MANILA, Philippines - A party-list lawmaker is preparing a measure to increase the government's regulation of sales presentations of food supplements now flooding the market.
This as more and more people end up in hospitals after replacing their regular medicines with "miracle juice" drinks, herbal tablets and other dietary supplements, according to Carol Jayne Lopez of the You Against Corruption and Poverty (YACAP) party-list.
Lopez hopes to change the "No Approved Therapeutic Claim" tag in products and advertisements to avoid misleading the public, particularly the masses.
The tag, she said, should be made more "understandable to all by printing it in plain English to the effect that health supplements have no curative effect, (that they are) not for treating disease and that they should not be made a substitute to regular medicines approved by the Food and Drug Administration."
The lawmaker also wants to amend the Traditional and Alternative Medicine Act (TAMA) of 1997, which created the Philippine Institute of Traditional and Alternative Health Care (PITAHC), to give the agency more teeth in regulating food supplement companies.

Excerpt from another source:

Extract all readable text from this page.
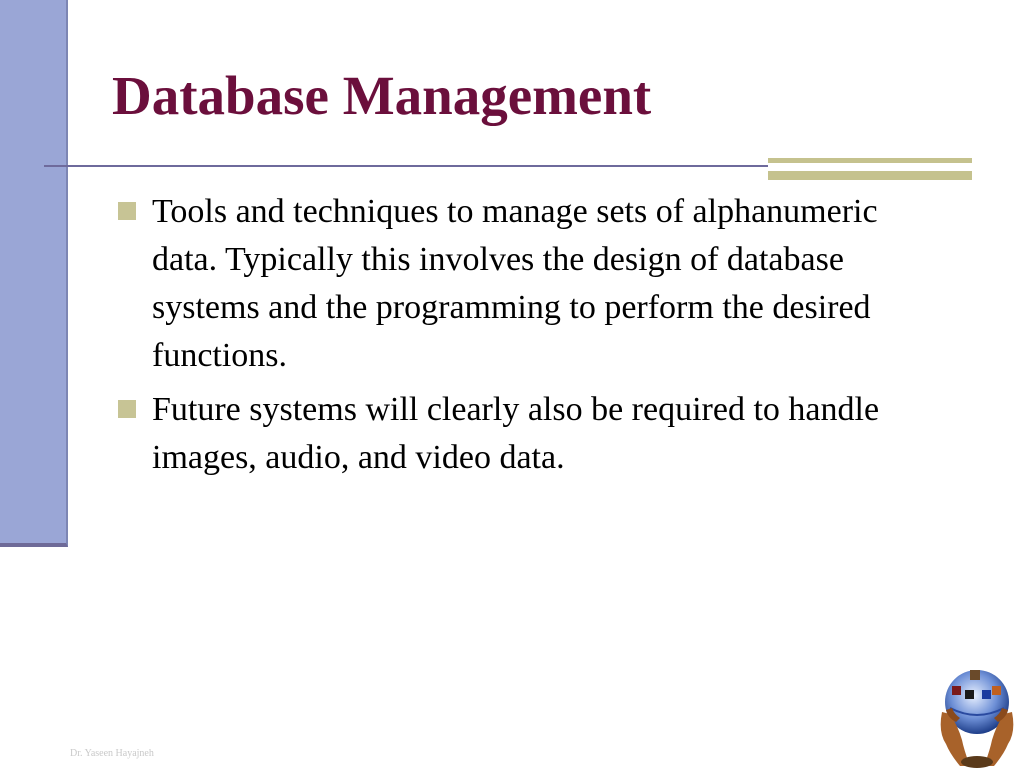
Database Management
Tools and techniques to manage sets of alphanumeric data. Typically this involves the design of database systems and the programming to perform the desired functions.
Future systems will clearly also be required to handle images, audio, and video data.
Dr. Yaseen Hayajneh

The health supplement business in the country has grown into a P150-billion industry as poor Filipinos who can't afford medical care turn to these products in the hope of getting cured, Lopez said.
She cited a cancer-stricken carpenter who spent more than P10,000 for boxes of "miracle juice" instead of undergoing chemotherapy, which costs around P20,000.
"Not only did the carpenter lose his last money in questionable health products, the sweet-talking health supplement agents also convinced the carpenter that he no longer needed to undergo chemotherapy because their wonder juice would suffice," the lawmaker said.
Former Health Secretary Esperanza Cabral earlier proposed to have health statements in labels on herbal supplements written in Tagalog. She said the tag should include the warning: "Ito ay hindi gamot, at hindi dapat gamitin sa panggagamot."
"Some [of the products] are not registered as drug products, but as food supplements. That's all it is: dagdag pagkain," Cabral explained.
She added, "Hindi namin sinasabing 'wag bumili ang tao ng health supplements. Ang gusto lang namin, alam mo kung ano ang binibili mo, na hindi mo ito dapat bilhin bilang gamot para sa sakit."